Коза подняла полные слёз глаза на Мирона и вдруг уткнулась высоким лбом в его  бедро, вздохнула горестно, по-бабьи,  и… присмирела.
– Петрович, а ты ведь ей приглянулся, не иначе! – обрадовалась Галина. – Ну, вот тебе и физкультура, и занятие, чтоб не скучать: будешь теперь выгуливать Агату.
Так и повелось с этого дня. Галина по дому да по огороду управляется, а Мирон тем временем с козой гуляет. Пока она одуванчиками да клевером лакомится, он потихоньку косой помахивает, сено к зиме впрок заготавливает. Поработает до пота, присядет передохнуть на шёлковистой траве, бегучей речной течью залюбуется, аиста долгим взглядом проводит и не услышит, как Агата сзади подойдёт и стоит тихонечко рядом, травку жуёт. Стукнет легонько рожками в бок, мекнет строго, мол, хватит тебе на небо смотреть! Молоку уже тесно в вымени!

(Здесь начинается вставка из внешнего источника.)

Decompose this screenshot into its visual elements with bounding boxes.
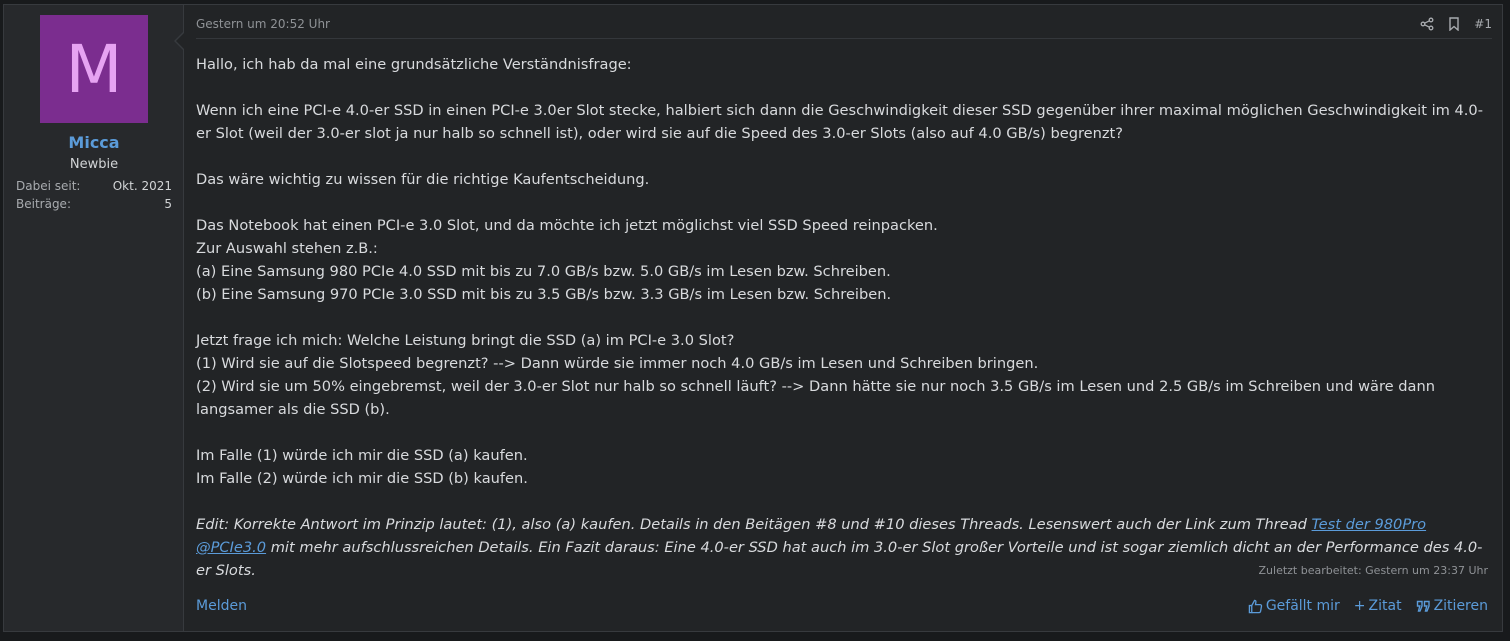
avatar-letter: M (65, 30, 123, 108)
stat-label: Beiträge: (16, 197, 71, 211)
quote-label: Zitat (1368, 598, 1402, 614)
like-label: Gefällt mir (1265, 598, 1340, 614)
quote-marks-icon (1416, 600, 1430, 612)
quote-button[interactable]: + Zitat (1354, 598, 1402, 614)
post-footer: Melden Gefällt mir + Zitat Zitieren (196, 595, 1488, 617)
report-link[interactable]: Melden (196, 598, 247, 614)
stat-value: 5 (164, 197, 172, 211)
post-header: Gestern um 20:52 Uhr #1 (196, 17, 1492, 39)
thumbs-up-icon (1248, 599, 1263, 613)
avatar[interactable]: M (40, 15, 148, 123)
reply-quote-button[interactable]: Zitieren (1416, 598, 1488, 614)
user-title: Newbie (69, 157, 119, 172)
post-date[interactable]: Gestern um 20:52 Uhr (196, 17, 330, 31)
post-line: Im Falle (2) würde ich mir die SSD (b) k… (196, 470, 528, 487)
post-line: (b) Eine Samsung 970 PCIe 3.0 SSD mit bi… (196, 286, 892, 303)
user-info: M Micca Newbie Dabei seit: Okt. 2021 Bei… (4, 5, 184, 631)
share-icon[interactable] (1420, 17, 1434, 31)
stat-label: Dabei seit: (16, 179, 81, 193)
post-actions: Gefällt mir + Zitat Zitieren (1248, 598, 1488, 614)
post-line: (1) Wird sie auf die Slotspeed begrenzt?… (196, 355, 1039, 372)
bookmark-icon[interactable] (1448, 17, 1460, 31)
stat-row-joined: Dabei seit: Okt. 2021 (16, 179, 172, 193)
post-line: (2) Wird sie um 50% eingebremst, weil de… (196, 378, 1435, 418)
username-link[interactable]: Micca (4, 133, 184, 152)
post-line: Hallo, ich hab da mal eine grundsätzlich… (196, 56, 632, 73)
post-line: Wenn ich eine PCI-e 4.0-er SSD in einen … (196, 102, 1483, 142)
like-button[interactable]: Gefällt mir (1248, 598, 1340, 614)
post-content: Gestern um 20:52 Uhr #1 Hallo, ich hab d… (184, 5, 1502, 631)
last-edited: Zuletzt bearbeitet: Gestern um 23:37 Uhr (1258, 564, 1488, 577)
post-line: Zur Auswahl stehen z.B.: (196, 240, 378, 257)
post-header-actions: #1 (1420, 17, 1492, 31)
edit-prefix: Edit: Korrekte Antwort im Prinzip lautet… (196, 516, 1312, 533)
post-line: Jetzt frage ich mich: Welche Leistung br… (196, 332, 735, 349)
post: M Micca Newbie Dabei seit: Okt. 2021 Bei… (3, 4, 1503, 632)
post-body: Hallo, ich hab da mal eine grundsätzlich… (196, 53, 1488, 582)
reply-quote-label: Zitieren (1433, 598, 1488, 614)
post-line: (a) Eine Samsung 980 PCIe 4.0 SSD mit bi… (196, 263, 891, 280)
stat-value: Okt. 2021 (112, 179, 172, 193)
post-line: Im Falle (1) würde ich mir die SSD (a) k… (196, 447, 528, 464)
post-line: Das wäre wichtig zu wissen für die richt… (196, 171, 650, 188)
post-line: Das Notebook hat einen PCI-e 3.0 Slot, u… (196, 217, 938, 234)
stat-row-posts: Beiträge: 5 (16, 197, 172, 211)
plus-icon: + (1353, 598, 1366, 614)
post-number[interactable]: #1 (1474, 17, 1492, 31)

Заспешат домой. Галина Аркадьевна с полотенцем и ведром поджидает гуляк. И Мирон усаживается на приготовленный ею стульчик, потому что сам наловчился козу доить. Лучше всякой бабы управляется: с такой  нежностью обмоет и промнёт набрякшее вымя, что Агата всё, до последней капельки, молоко отдаст. А молоко вкусное: сладкое, сытное, травами дышащее. Приложится к ведру Мирон, отведёт душу, вытрет рукой стекающие по подбородку молочные струйки, медленно оближет губы: ничего вкуснее не пивал! А коза, как собака, преданно в глаза хозяину заглядывает: угодила ль?
– Угодила, угодила, кормилица, – успокоит её Петрович. – Пойдём, матушка, теперь строительством заниматься. Придёт осень с дождями и холодами, отвадит от долгих прогулок.
Вот уже несколько дней, как Мирон Петрович в сарае козлятник сооружал с деревянными уклонными полами для стока нечистот и с полками для отдыха вдоль стенок. Животные на таких полках охотно отдыхают. Работы был непочатый край: предстояло ещё ясельную кормушку сколотить, поилку установить, место для хранения сена подготовить. Стучит увлечённо молотком Петрович, а Агата вокруг резвится, радуется: для неё хозяин старается…

4
Помутнела от холодных дождей река. Потемнели и полегли травы. Галки стали сбиваться в стаи – верно, холода уже в пути. Погрустнела и притихла и без того малолюдная и нешумная деревенька.
Зато Агата к зиме точно взбеленилась. Злится, брыкает, от еды отказывается, блеет без умолку, хвостом туда-сюда дёргает, как маятником. Что с козой сталось? Мирон весь испереживался:
– Может, ветеринара пригласить?  Коза немолодая. Судя по зубам, не меньше шести лет: от некоторых резцов одни пеньки остались. Что, если копыта откинет, сердешная!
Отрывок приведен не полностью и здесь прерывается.